Margherita Trento, Writing Tamil Catholicism, Literature, Persuasion and Devotion in the Eighteenth Century. Leiden: Brill, 2022. Pages: xiv, 369 pp. ISBN: 978–90–04–51161–3. List price: EUR €99.00 / USD $115.00.

This book is a rare type of research on Costanzo Giuseppe Beschi (Vīramāmunivar) in the 18th century Tamilnadu (1680–1747). What is unique about this publication is the documentary evidence from several languages to support her insightful interpretation of Beschi’s epic poem, Tempavani.

The book is divided into three parts, each of them comprised of two chapters. Part One, “Spiritual Institutions,” explores the context of the emergence of Tamil Catholic literature, institutionalizing the “spiritual retreats for the catechists” in the village of Āvūr. This analysis is partially organized around the biography of Carlo Michele Bertoldi, who wrote the first adaptation of Ignatius of Loyola’s Spiritual Exercises into Tamil, known as Ñāṉamuyaṟci.

Part Two deals with the school for catechists instituted by Costanzo Giuseppe Beschi in the village of Ēlākkuṟicci in 1730. Significant is the textbook Beschi produced for his school, the grammar Toṉṉūlviḷakkam, to train catechists as a cultural élite, for the mission vis-à-vis political powers in the region.

Part Three of the book focuses on Beschi’s epic poem Tēmpāvaṇi, the masterpiece of eighteenth-century Tamil Christian literature. In a way, the whole book is presented as a micro-history of the birth and early life of this text.

Any historian would be impressed by the rigorous historiographical reconstruction, acute philological analysis and sympathetic ethnographical description she has been able to combine. The author claims that her method is a “reflection on the relationship between history and ethnography that keeps shaping my historical practice”. (p. 39)

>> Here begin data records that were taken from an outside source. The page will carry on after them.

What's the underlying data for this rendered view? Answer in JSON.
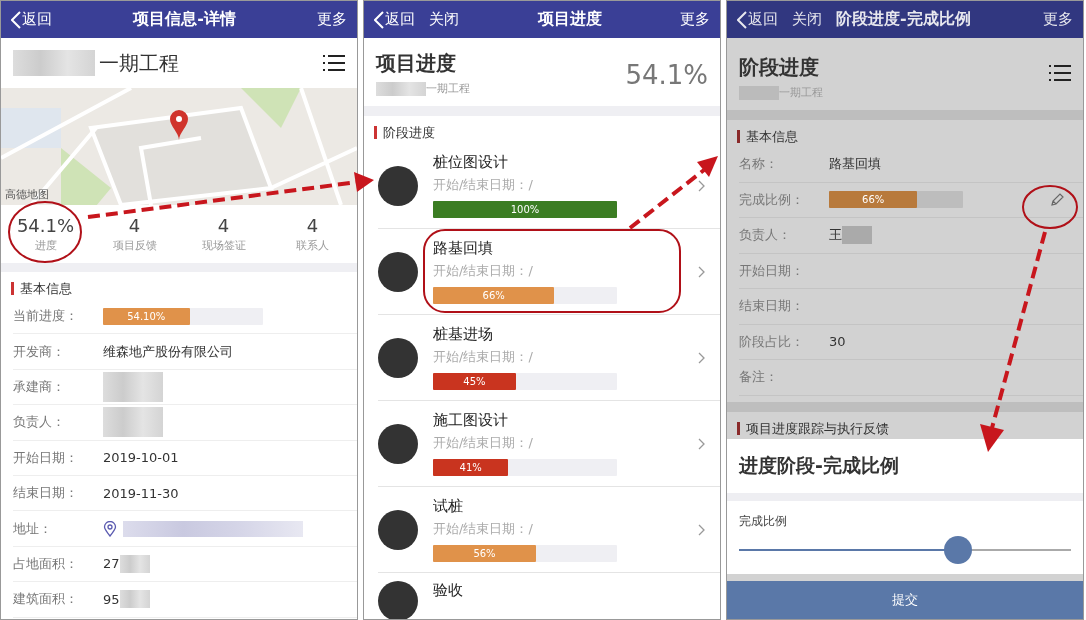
{
  "detail_screen": {
    "header": {
      "back": "返回",
      "title": "项目信息-详情",
      "more": "更多"
    },
    "project_title": "一期工程",
    "map": {
      "logo": "高德地图"
    },
    "stats": [
      {
        "value": "54.1%",
        "label": "进度",
        "highlighted": true
      },
      {
        "value": "4",
        "label": "项目反馈",
        "highlighted": false
      },
      {
        "value": "4",
        "label": "现场签证",
        "highlighted": false
      },
      {
        "value": "4",
        "label": "联系人",
        "highlighted": false
      }
    ],
    "section": "基本信息",
    "rows": [
      {
        "kind": "progress",
        "label": "当前进度：",
        "level": 0.541,
        "bar_label": "54.10%"
      },
      {
        "kind": "text",
        "label": "开发商：",
        "value": "维森地产股份有限公司"
      },
      {
        "kind": "redacted",
        "label": "承建商："
      },
      {
        "kind": "redacted",
        "label": "负责人："
      },
      {
        "kind": "text",
        "label": "开始日期：",
        "value": "2019-10-01"
      },
      {
        "kind": "text",
        "label": "结束日期：",
        "value": "2019-11-30"
      },
      {
        "kind": "address",
        "label": "地址："
      },
      {
        "kind": "partial",
        "label": "占地面积：",
        "value": "27"
      },
      {
        "kind": "partial",
        "label": "建筑面积：",
        "value": "95"
      }
    ]
  },
  "progress_screen": {
    "header": {
      "back": "返回",
      "close": "关闭",
      "title": "项目进度",
      "more": "更多"
    },
    "title": "项目进度",
    "subtitle": "一期工程",
    "percent": "54.1%",
    "section": "阶段进度",
    "stages": [
      {
        "name": "桩位图设计",
        "dates": "开始/结束日期：/",
        "level": 1,
        "bar_label": "100%",
        "color": "#3b7d23",
        "highlighted": false
      },
      {
        "name": "路基回填",
        "dates": "开始/结束日期：/",
        "level": 0.66,
        "bar_label": "66%",
        "color": "#e0924a",
        "highlighted": true
      },
      {
        "name": "桩基进场",
        "dates": "开始/结束日期：/",
        "level": 0.45,
        "bar_label": "45%",
        "color": "#c9341f",
        "highlighted": false
      },
      {
        "name": "施工图设计",
        "dates": "开始/结束日期：/",
        "level": 0.41,
        "bar_label": "41%",
        "color": "#c9341f",
        "highlighted": false
      },
      {
        "name": "试桩",
        "dates": "开始/结束日期：/",
        "level": 0.56,
        "bar_label": "56%",
        "color": "#e0924a",
        "highlighted": false
      },
      {
        "name": "验收",
        "highlighted": false
      }
    ]
  },
  "stage_screen": {
    "header": {
      "back": "返回",
      "close": "关闭",
      "title": "阶段进度-完成比例",
      "more": "更多"
    },
    "title": "阶段进度",
    "subtitle": "一期工程",
    "section": "基本信息",
    "rows": [
      {
        "kind": "text",
        "label": "名称：",
        "value": "路基回填"
      },
      {
        "kind": "progress",
        "label": "完成比例：",
        "level": 0.66,
        "bar_label": "66%",
        "editable": true
      },
      {
        "kind": "partial",
        "label": "负责人：",
        "value": "王"
      },
      {
        "kind": "text",
        "label": "开始日期："
      },
      {
        "kind": "text",
        "label": "结束日期："
      },
      {
        "kind": "text",
        "label": "阶段占比：",
        "value": "30"
      },
      {
        "kind": "text",
        "label": "备注："
      }
    ],
    "section_2": "项目进度跟踪与执行反馈",
    "sheet": {
      "title": "进度阶段-完成比例",
      "field_label": "完成比例",
      "level": 0.66,
      "submit": "提交"
    }
  }
}
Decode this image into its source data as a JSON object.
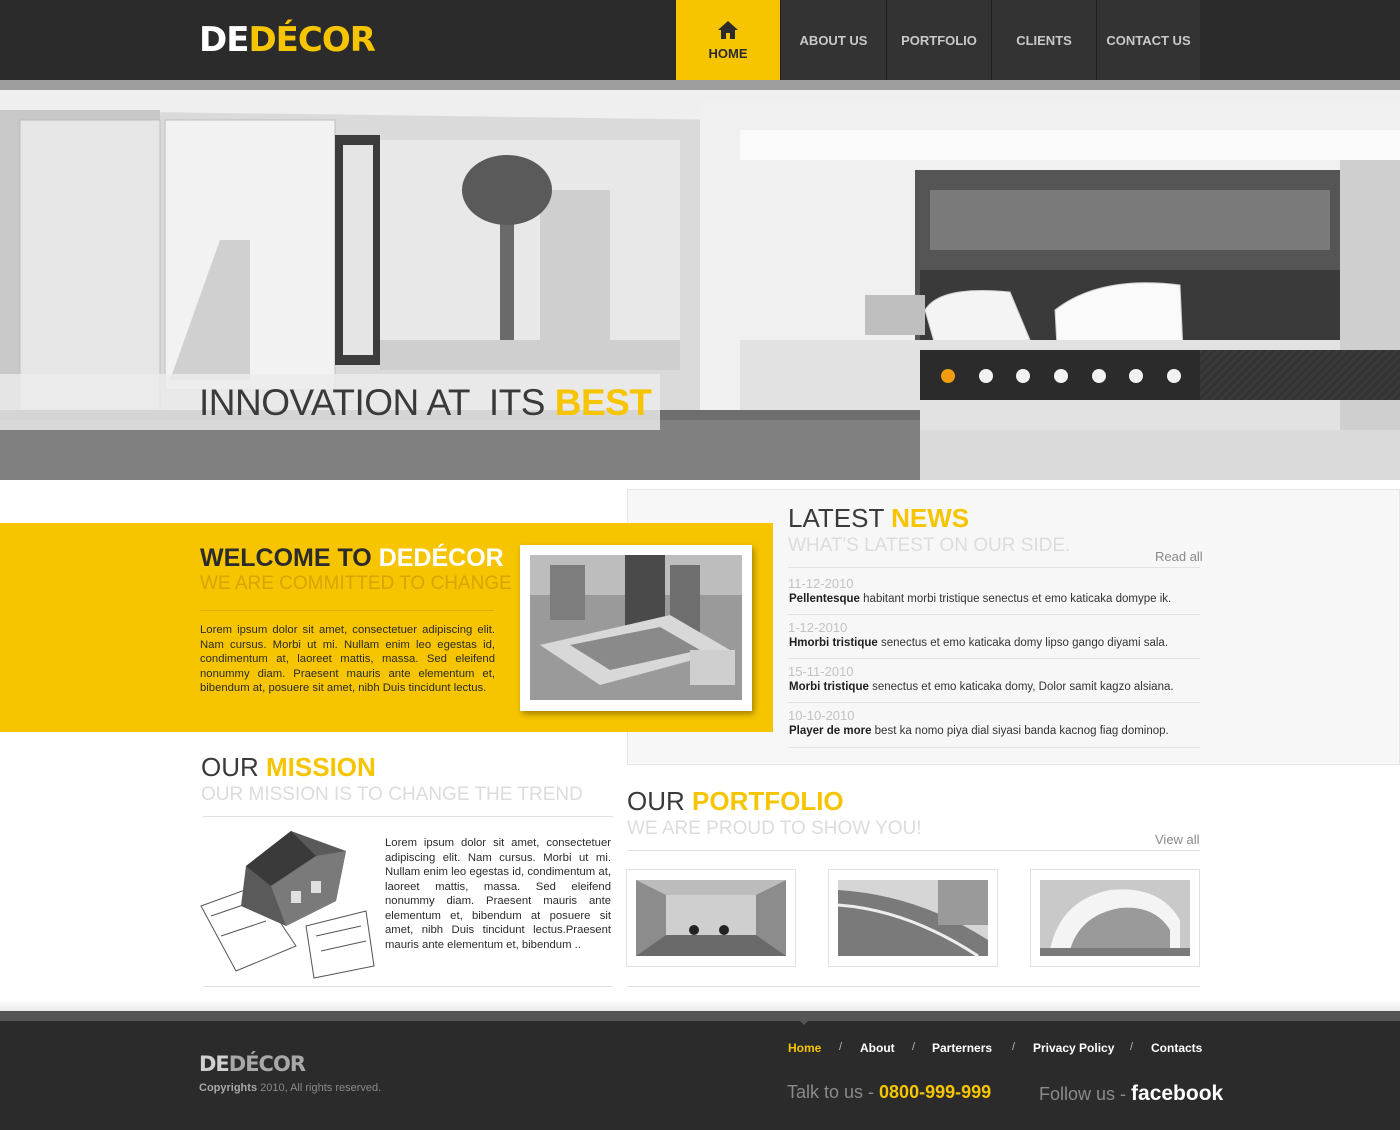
{
  "brand": {
    "logo_part1": "DE",
    "logo_part2": "DÉCOR"
  },
  "nav": {
    "home": "HOME",
    "about": "ABOUT US",
    "portfolio": "PORTFOLIO",
    "clients": "CLIENTS",
    "contact": "CONTACT US"
  },
  "hero": {
    "caption_prefix": "INNOVATION AT  ITS ",
    "caption_highlight": "BEST",
    "slide_count": 7,
    "active_slide": 1
  },
  "welcome": {
    "title_part1": "WELCOME TO ",
    "title_part2": "DEDÉCOR",
    "subtitle": "WE ARE COMMITTED TO CHANGE",
    "text": "Lorem ipsum dolor sit amet, consectetuer adipiscing elit. Nam cursus. Morbi ut mi. Nullam enim leo egestas id, condimentum at, laoreet mattis, massa. Sed eleifend nonummy diam. Praesent mauris ante elementum et, bibendum at, posuere sit amet, nibh Duis tincidunt lectus."
  },
  "news": {
    "title_part1": "LATEST ",
    "title_part2": "NEWS",
    "subtitle": "WHAT'S LATEST ON OUR SIDE.",
    "read_all": "Read all",
    "items": [
      {
        "date": "11-12-2010",
        "bold": "Pellentesque",
        "text": " habitant morbi tristique senectus et emo katicaka domype ik."
      },
      {
        "date": "1-12-2010",
        "bold": "Hmorbi tristique",
        "text": " senectus et emo katicaka domy lipso gango diyami sala."
      },
      {
        "date": "15-11-2010",
        "bold": "Morbi tristique",
        "text": " senectus et emo katicaka domy, Dolor samit kagzo alsiana."
      },
      {
        "date": "10-10-2010",
        "bold": "Player de more",
        "text": " best ka nomo piya dial siyasi banda kacnog fiag dominop."
      }
    ]
  },
  "mission": {
    "title_part1": "OUR ",
    "title_part2": "MISSION",
    "subtitle": "OUR MISSION IS TO CHANGE THE TREND",
    "text": "Lorem ipsum dolor sit amet, consectetuer adipiscing elit. Nam cursus. Morbi ut mi. Nullam enim leo egestas id, condimentum at, laoreet mattis, massa. Sed eleifend nonummy diam. Praesent mauris ante elementum et, bibendum at posuere sit amet, nibh Duis tincidunt lectus.Praesent mauris ante elementum et, bibendum .."
  },
  "portfolio": {
    "title_part1": "OUR ",
    "title_part2": "PORTFOLIO",
    "subtitle": "WE ARE PROUD TO SHOW YOU!",
    "view_all": "View all"
  },
  "footer": {
    "logo_part1": "DE",
    "logo_part2": "DÉCOR",
    "copyright_bold": "Copyrights",
    "copyright_rest": " 2010, All rights reserved.",
    "links": [
      "Home",
      "About",
      "Parterners",
      "Privacy Policy",
      "Contacts"
    ],
    "separator": "/",
    "talk_label": "Talk to us - ",
    "phone": "0800-999-999",
    "follow_label": "Follow us - ",
    "facebook": "facebook"
  },
  "colors": {
    "accent": "#f6c500",
    "dark": "#2b2b2b",
    "slider_active": "#f39c12"
  }
}
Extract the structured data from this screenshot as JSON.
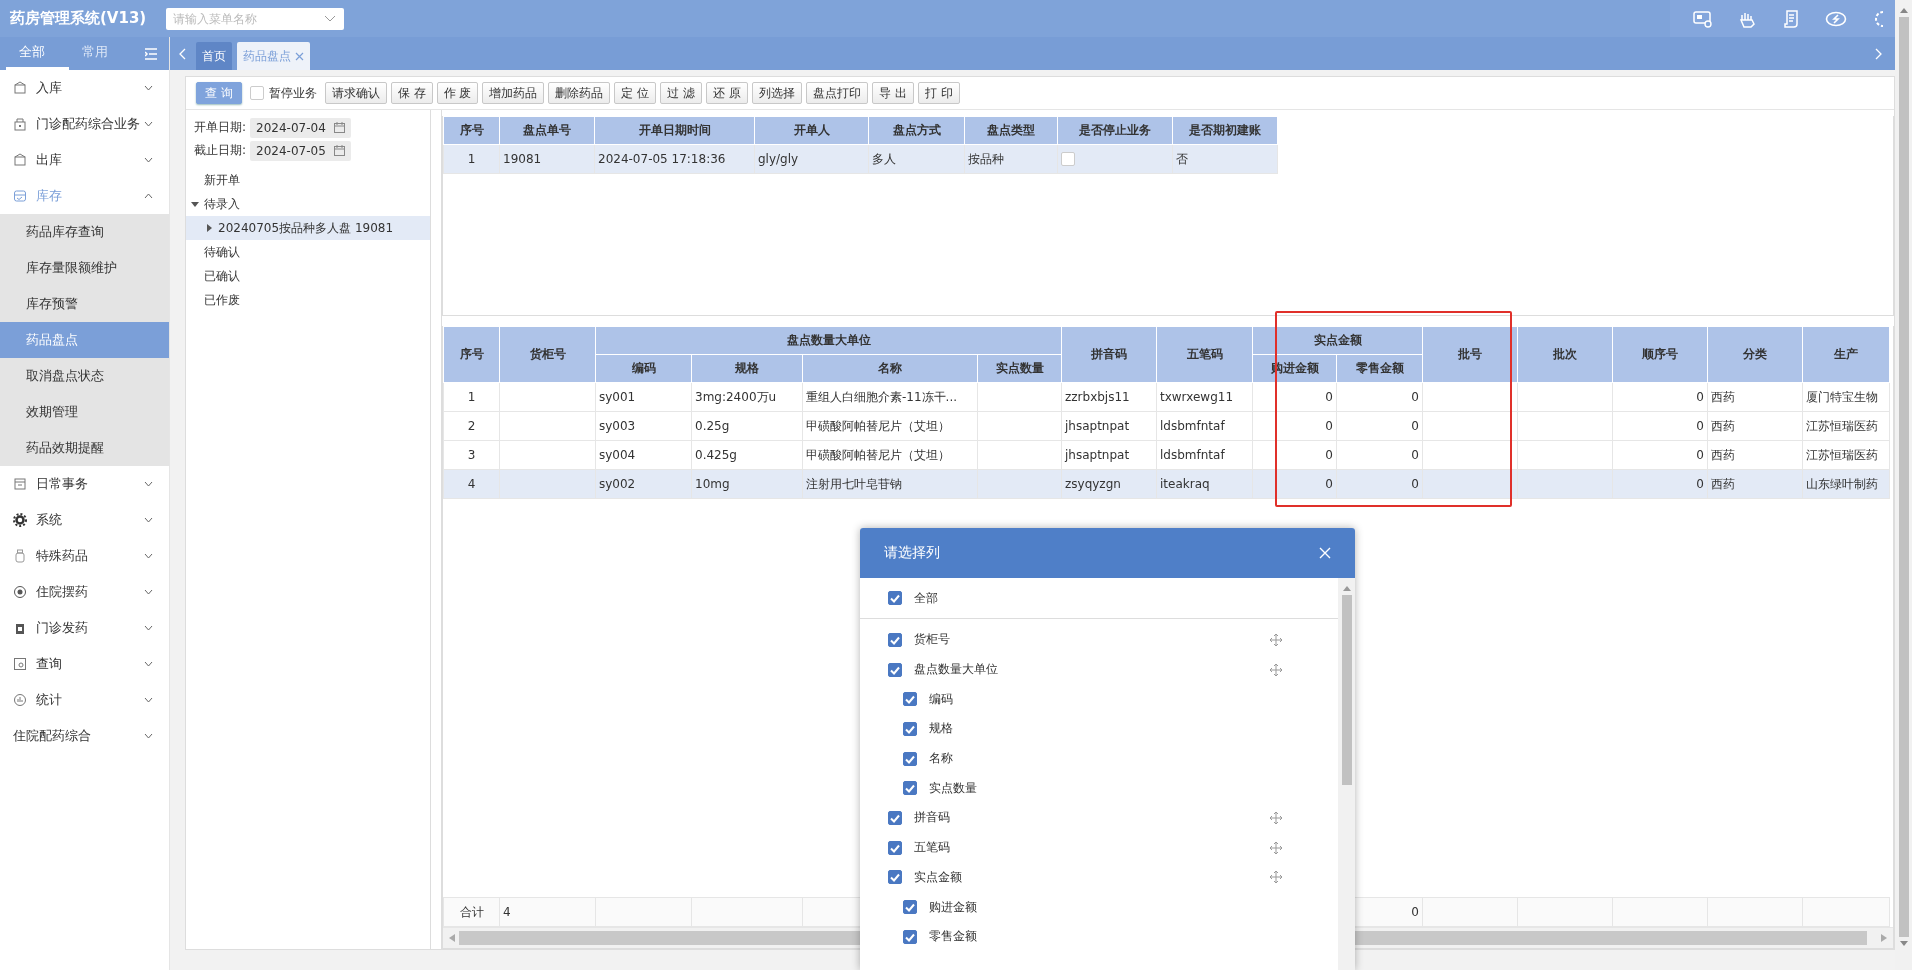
{
  "app": {
    "title": "药房管理系统(V13)",
    "menu_search": {
      "placeholder": "请输入菜单名称"
    }
  },
  "sidebar": {
    "tabs": [
      {
        "label": "全部",
        "selected": true
      },
      {
        "label": "常用",
        "selected": false
      }
    ],
    "items": [
      {
        "label": "入库",
        "expanded": false
      },
      {
        "label": "门诊配药综合业务",
        "expanded": false
      },
      {
        "label": "出库",
        "expanded": false
      },
      {
        "label": "库存",
        "expanded": true,
        "children": [
          {
            "label": "药品库存查询",
            "selected": false
          },
          {
            "label": "库存量限额维护",
            "selected": false
          },
          {
            "label": "库存预警",
            "selected": false
          },
          {
            "label": "药品盘点",
            "selected": true
          },
          {
            "label": "取消盘点状态",
            "selected": false
          },
          {
            "label": "效期管理",
            "selected": false
          },
          {
            "label": "药品效期提醒",
            "selected": false
          }
        ]
      },
      {
        "label": "日常事务",
        "expanded": false
      },
      {
        "label": "系统",
        "expanded": false
      },
      {
        "label": "特殊药品",
        "expanded": false
      },
      {
        "label": "住院摆药",
        "expanded": false
      },
      {
        "label": "门诊发药",
        "expanded": false
      },
      {
        "label": "查询",
        "expanded": false
      },
      {
        "label": "统计",
        "expanded": false
      },
      {
        "label": "住院配药综合",
        "expanded": false
      }
    ]
  },
  "tabs": [
    {
      "label": "首页",
      "selected": false,
      "closable": false
    },
    {
      "label": "药品盘点",
      "selected": true,
      "closable": true
    }
  ],
  "toolbar": [
    {
      "kind": "primary",
      "label": "查 询"
    },
    {
      "kind": "checkbox",
      "label": "暂停业务",
      "checked": false
    },
    {
      "kind": "button",
      "label": "请求确认"
    },
    {
      "kind": "button",
      "label": "保 存"
    },
    {
      "kind": "button",
      "label": "作 废"
    },
    {
      "kind": "button",
      "label": "增加药品"
    },
    {
      "kind": "button",
      "label": "删除药品"
    },
    {
      "kind": "button",
      "label": "定 位"
    },
    {
      "kind": "button",
      "label": "过 滤"
    },
    {
      "kind": "button",
      "label": "还 原"
    },
    {
      "kind": "button",
      "label": "列选择"
    },
    {
      "kind": "button",
      "label": "盘点打印"
    },
    {
      "kind": "button",
      "label": "导 出"
    },
    {
      "kind": "button",
      "label": "打 印"
    }
  ],
  "filters": [
    {
      "label": "开单日期:",
      "value": "2024-07-04"
    },
    {
      "label": "截止日期:",
      "value": "2024-07-05"
    }
  ],
  "tree": [
    {
      "label": "新开单",
      "selected": false
    },
    {
      "label": "待录入",
      "selected": false,
      "expanded": true,
      "children": [
        {
          "label": "20240705按品种多人盘 19081",
          "selected": true,
          "expanded": false
        }
      ]
    },
    {
      "label": "待确认",
      "selected": false
    },
    {
      "label": "已确认",
      "selected": false
    },
    {
      "label": "已作废",
      "selected": false
    }
  ],
  "orders_table": {
    "columns": [
      {
        "label": "序号"
      },
      {
        "label": "盘点单号"
      },
      {
        "label": "开单日期时间"
      },
      {
        "label": "开单人"
      },
      {
        "label": "盘点方式"
      },
      {
        "label": "盘点类型"
      },
      {
        "label": "是否停止业务"
      },
      {
        "label": "是否期初建账"
      }
    ],
    "rows": [
      {
        "selected": true,
        "cells": [
          "1",
          "19081",
          "2024-07-05 17:18:36",
          "gly/gly",
          "多人",
          "按品种",
          {
            "kind": "checkbox",
            "checked": false
          },
          "否"
        ]
      }
    ]
  },
  "items_table": {
    "columns": [
      {
        "label": "序号"
      },
      {
        "label": "货柜号"
      },
      {
        "label": "盘点数量大单位",
        "colspan": 4,
        "children": [
          {
            "label": "编码"
          },
          {
            "label": "规格"
          },
          {
            "label": "名称"
          },
          {
            "label": "实点数量"
          }
        ]
      },
      {
        "label": "拼音码"
      },
      {
        "label": "五笔码"
      },
      {
        "label": "实点金额",
        "colspan": 2,
        "children": [
          {
            "label": "购进金额"
          },
          {
            "label": "零售金额"
          }
        ]
      },
      {
        "label": "批号"
      },
      {
        "label": "批次"
      },
      {
        "label": "顺序号"
      },
      {
        "label": "分类"
      },
      {
        "label": "生产"
      }
    ],
    "rows": [
      {
        "selected": false,
        "cells": [
          "1",
          null,
          "sy001",
          "3mg:2400万u",
          "重组人白细胞介素-11冻干...",
          null,
          "zzrbxbjs11",
          "txwrxewg11",
          "0",
          "0",
          null,
          null,
          "0",
          "西药",
          "厦门特宝生物"
        ]
      },
      {
        "selected": false,
        "cells": [
          "2",
          null,
          "sy003",
          "0.25g",
          "甲磺酸阿帕替尼片（艾坦）",
          null,
          "jhsaptnpat",
          "ldsbmfntaf",
          "0",
          "0",
          null,
          null,
          "0",
          "西药",
          "江苏恒瑞医药"
        ]
      },
      {
        "selected": false,
        "cells": [
          "3",
          null,
          "sy004",
          "0.425g",
          "甲磺酸阿帕替尼片（艾坦）",
          null,
          "jhsaptnpat",
          "ldsbmfntaf",
          "0",
          "0",
          null,
          null,
          "0",
          "西药",
          "江苏恒瑞医药"
        ]
      },
      {
        "selected": true,
        "cells": [
          "4",
          null,
          "sy002",
          "10mg",
          "注射用七叶皂苷钠",
          null,
          "zsyqyzgn",
          "iteakraq",
          "0",
          "0",
          null,
          null,
          "0",
          "西药",
          "山东绿叶制药"
        ]
      }
    ],
    "footer": {
      "label": "合计",
      "count": "4",
      "retail_total": "0"
    }
  },
  "column_dialog": {
    "title": "请选择列",
    "select_all": {
      "label": "全部",
      "checked": true
    },
    "columns": [
      {
        "label": "货柜号",
        "checked": true
      },
      {
        "label": "盘点数量大单位",
        "checked": true,
        "children": [
          {
            "label": "编码",
            "checked": true
          },
          {
            "label": "规格",
            "checked": true
          },
          {
            "label": "名称",
            "checked": true
          },
          {
            "label": "实点数量",
            "checked": true
          }
        ]
      },
      {
        "label": "拼音码",
        "checked": true
      },
      {
        "label": "五笔码",
        "checked": true
      },
      {
        "label": "实点金额",
        "checked": true,
        "children": [
          {
            "label": "购进金额",
            "checked": true
          },
          {
            "label": "零售金额",
            "checked": true
          }
        ]
      }
    ]
  }
}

This book focuses mainly on Constantine Joseph Beschi who is an acclaimed poet in the Tamil literature from the historical context in which he lived in the first half of the 18th century Tamilnadu. Muthuswamy Pillai wrote the first biogrpahy of Beschi after doing extensive field work speaking with people who had heard about Beschi in Elakkuricchi. But the Jesuit biographers like Leon Besse and Rajamanickam dismiss it as a work of imagination with exaggerated legends. For instance, Beschi’s relation with Chanda Sahib was not given any credit, but Margherita cites several sources to give credence to Muthusamy Pillai’s version, and to show that their friendship and separation are intertwined with their destiny.

Another striking feature which Margherita discloses is the way she anayses the epic Tempavani and identifies the constructed conversations of Beschi, where the difficutlies faced by the missionaries then are cleverly couched in the dialogue with the old woman who refuses Joseph’s arguments in favour of the Christian message. Here she cites a parallel text, Tasso’s poem Jerusalem Delivered, where the poet presents the internal feuds and tussels amomg the Christian princes during the crusade as the tricks of the devils to divert their attention.

The book is not merely an account of two great jesuit missionaries — Bertoldi and Beschi — but it is a history of Jesuit mission in the 18th century. The way she cites several letters and documents in Tamil, Italian, German, French, Latin, Portuguese, and English to support her interpretation is the result of her intensive search in various archives. Most of these materials appear in the footnotes, which tell a story parallel but integral to the main body of the book.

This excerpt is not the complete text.